Just go in glass half empty. This way, when they actually say, oh man, we do have a 60cm frame in the back, you’re 1000x more happy. ha!


Next time you’re back stateside, just pick up a good used road bike (lots of old road bikes with tall frames are available for very reasonable prices) and bring it back on the plane with you. I recently picked up an early 90s road bike with a light, springy cromoly frame in very good condition for 70 bucks.


I guess U-bikes with the seat all the way up messes with your knees real bad. I ride an M/L Giant bike and I can’t handle the U-bikes more than about a kilometer. I can’t believe things are so hard for you re finding a large bike. There seem to be plenty of people taller than me out there riding. Maybe ask on a forum?

I just realized this is a closed group. PM me your email address and I can add you. Everything is in Chinese in the group.

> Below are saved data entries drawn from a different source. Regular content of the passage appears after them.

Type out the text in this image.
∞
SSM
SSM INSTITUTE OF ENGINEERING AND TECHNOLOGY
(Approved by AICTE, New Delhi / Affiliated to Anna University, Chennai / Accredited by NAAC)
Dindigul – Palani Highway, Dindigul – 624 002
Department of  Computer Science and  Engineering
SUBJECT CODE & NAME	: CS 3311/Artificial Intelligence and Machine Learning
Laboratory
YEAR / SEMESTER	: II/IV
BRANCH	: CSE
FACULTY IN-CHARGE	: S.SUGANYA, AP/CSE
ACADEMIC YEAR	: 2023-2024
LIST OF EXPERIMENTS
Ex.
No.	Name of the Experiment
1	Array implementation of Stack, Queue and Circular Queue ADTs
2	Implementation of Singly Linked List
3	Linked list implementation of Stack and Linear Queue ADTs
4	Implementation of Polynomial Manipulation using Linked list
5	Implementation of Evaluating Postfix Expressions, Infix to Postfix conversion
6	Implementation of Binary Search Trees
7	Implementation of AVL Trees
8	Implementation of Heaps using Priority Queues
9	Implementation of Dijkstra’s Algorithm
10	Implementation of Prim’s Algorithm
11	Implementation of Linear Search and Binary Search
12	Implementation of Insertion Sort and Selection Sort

Edit: By the way, that’s a fb group related to used bikes and accessories. I see lots of great bikes for sale there and I’m sure you would get some kind of response if you posted there. Very active group.


Given that I’m nudging 200cm, I often find it hard to get a bike big enough without resorting to custom made frames. In light of this, I’ve put together this list of road and cyclocross bikes for tall people to make finding your next bike easier.

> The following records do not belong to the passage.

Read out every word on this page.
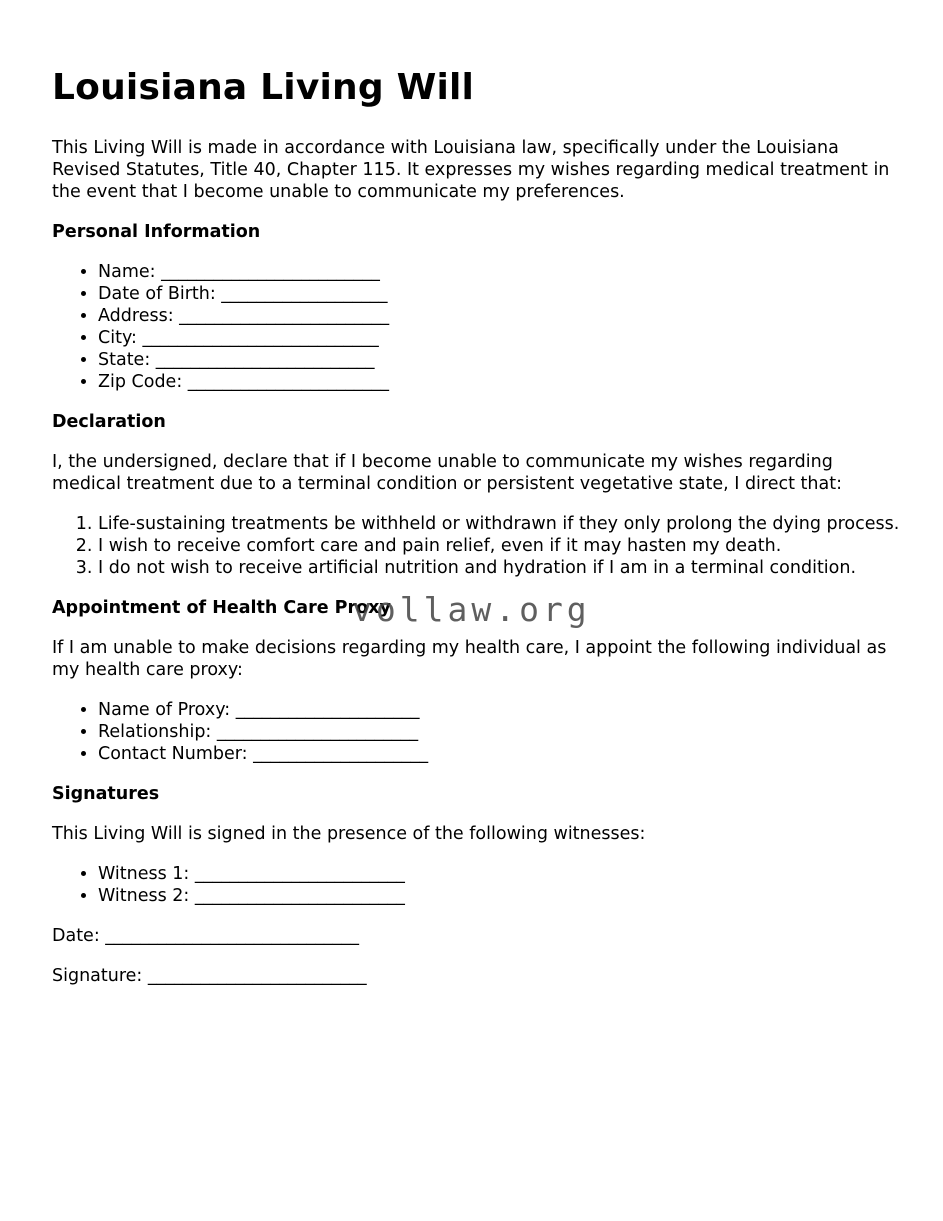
Louisiana Living Will

This Living Will is made in accordance with Louisiana law, specifically under the Louisiana Revised Statutes, Title 40, Chapter 115. It expresses my wishes regarding medical treatment in the event that I become unable to communicate my preferences.

Personal Information
• Name: _________________________
• Date of Birth: ___________________
• Address: ________________________
• City: ___________________________
• State: _________________________
• Zip Code: _______________________
Declaration

I, the undersigned, declare that if I become unable to communicate my wishes regarding medical treatment due to a terminal condition or persistent vegetative state, I direct that:

1. Life-sustaining treatments be withheld or withdrawn if they only prolong the dying process.
2. I wish to receive comfort care and pain relief, even if it may hasten my death.
3. I do not wish to receive artificial nutrition and hydration if I am in a terminal condition.
Appointment of Health Care Proxy

If I am unable to make decisions regarding my health care, I appoint the following individual as my health care proxy:

• Name of Proxy: _____________________
• Relationship: _______________________
• Contact Number: ____________________
Signatures

This Living Will is signed in the presence of the following witnesses:

• Witness 1: ________________________
• Witness 2: ________________________

Date: _____________________________

Signature: _________________________

vollaw.org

But first, let’s take a look at a few things you’ll want to consider before buying your bike.

Bike Fitting
I recommend getting a professional bike fit before buying a bike. Here’s my experience. At a cost of $100-300, a two or three hour consultation will have you set up perfectly on a stationary bike. The bike fitter will ask you questions like, what type of riding you do, how often you do it, and what your goals are.

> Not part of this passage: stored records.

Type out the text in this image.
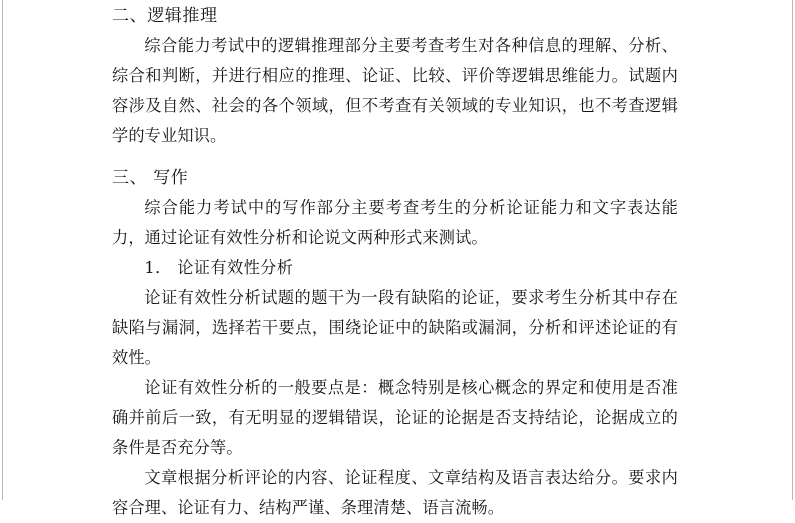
二、逻辑推理

综合能力考试中的逻辑推理部分主要考查考生对各种信息的理解、分析、综合和判断，并进行相应的推理、论证、比较、评价等逻辑思维能力。试题内容涉及自然、社会的各个领域，但不考查有关领域的专业知识，也不考查逻辑学的专业知识。

三、 写作

综合能力考试中的写作部分主要考查考生的分析论证能力和文字表达能力，通过论证有效性分析和论说文两种形式来测试。

1． 论证有效性分析

论证有效性分析试题的题干为一段有缺陷的论证，要求考生分析其中存在缺陷与漏洞，选择若干要点，围绕论证中的缺陷或漏洞，分析和评述论证的有效性。

论证有效性分析的一般要点是：概念特别是核心概念的界定和使用是否准确并前后一致，有无明显的逻辑错误，论证的论据是否支持结论，论据成立的条件是否充分等。

文章根据分析评论的内容、论证程度、文章结构及语言表达给分。要求内容合理、论证有力、结构严谨、条理清楚、语言流畅。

The measurements that come out of your fit will allow you to be comfortable on your new bike, and provided you have stack/reach data, you’ll be able to use this resource to find your next bike!

Stack and Reach
Although you will find bikes with what manufacturers tout as large sizes, not all bikes measure up. Just take a look below, some “68cm” frames can actually be shorter than other “58cm” frames!

Stack and reach are the two measurements I use to compare bikes on an even playing field. They have their limitations, but are the best tool we have to compare frame sizing from various sources.

If your inseam is over 90cm (35″), you’re going to need to take a close look at the stack figures. With such a high seatpost, you’ll most likely need a tall front end to match.


I’m all for spending the dough on getting a bike fit and I understand where you’re going and saying, maaaaybe OP fits on a different sized frame than his previous bikes. But it would be an epic waste of money if he got a fit, but had no bike to fit onto, right?

Or are you telling OP to get a fit to see if he can actually fit on a smaller sized frame?

I think Friday Bike Fit does that stationary bike fit you’re talking about. I hear reaaally good things about him, but he’s pretty damn expensive. In Taipei the other options are the Specialized system and (I think it’s called) Guru system bike fit. To my understanding, there’s two kinds where you get adjusted to the bike and the bike get adjusted to you. Both are needed to optimize your fit on your bike.


This is the most sensible post in this thread…


To back this up a little I am exactly 200cm and went for the custom fit, first at Giant where I was sold something too small and then a year later a Retul bike fit at little Tree Bike in Taichung. Sadly I found there really wasn’t anything suitable for my demensions here and I would need to import so went for a 3xl frame from Canyon and have been enjoying it. Don’t get something too small and hurt your knees like I did riding on a bad fit for a year.